Objectives: To find out whether social services respond to needs of older people and to specify user profiles of these services. We also analyse if responses vary across regions and how different regional models of care target older persons in need.

Data and methods: We use the nationally representative Survey of Living Conditions (IMSERSO) 2006 with a sample of 3,507 individuals aged 65+ years living in the community. Two kinds of services are treated separately: direct personal care and household help and services of prevention and promotion of active ageing. We use binary logistic regression analysis.

Results: Direct care: there is considerable spatial variation in domiciliary care coverage: coverage rates may vary by a factor of three between regions. There is a mismatch between the needs of the population and the provision of services: 84% of persons with disability in personal care do not receive any service, but 7% of the population without any disability receive them. In areas where coverage is low, it is solitary living that mostly determines use of services, with higher use rates in large urban areas. In preventative services there is also considerable spatial variation; regions with low coverage rates tend to provide these services to older people who live alone.
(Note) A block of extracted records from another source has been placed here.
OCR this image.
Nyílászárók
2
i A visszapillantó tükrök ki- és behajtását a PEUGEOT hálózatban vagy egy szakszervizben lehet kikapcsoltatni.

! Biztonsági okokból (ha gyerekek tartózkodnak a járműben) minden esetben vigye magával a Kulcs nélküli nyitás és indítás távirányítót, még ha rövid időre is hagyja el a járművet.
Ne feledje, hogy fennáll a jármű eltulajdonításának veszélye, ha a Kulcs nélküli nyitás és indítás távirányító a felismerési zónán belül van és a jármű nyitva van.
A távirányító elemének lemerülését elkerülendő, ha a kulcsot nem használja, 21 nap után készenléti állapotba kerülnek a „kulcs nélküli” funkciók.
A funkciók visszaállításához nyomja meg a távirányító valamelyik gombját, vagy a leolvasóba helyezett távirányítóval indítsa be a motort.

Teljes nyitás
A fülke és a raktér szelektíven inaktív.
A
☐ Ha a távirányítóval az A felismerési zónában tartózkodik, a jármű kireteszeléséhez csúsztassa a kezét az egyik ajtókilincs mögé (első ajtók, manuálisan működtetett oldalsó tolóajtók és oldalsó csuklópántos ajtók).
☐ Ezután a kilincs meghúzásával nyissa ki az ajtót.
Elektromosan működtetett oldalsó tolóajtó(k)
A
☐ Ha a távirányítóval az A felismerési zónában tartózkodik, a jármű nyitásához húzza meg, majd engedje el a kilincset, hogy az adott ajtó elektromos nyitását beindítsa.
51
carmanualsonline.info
Policy implications: In general, social services for older adults in Spain are mainly for solitary people, that is, persons who are socially vulnerable rather than physically frail. The lower the coverage rate of a region, the more their services focus on solitary older people. With increasing coverage rates, proportionally more socially vulnerable persons and persons with physical needs are provided for. If minor services like tele-alarm, currently varying widely, were more accessible, this might reduce inappropriate use of social services by older people. It also seems that public services for older people in Spain might benefit from a more adequate balance between needs primarily due to frailty and needs contingent upon solitary living and loneliness.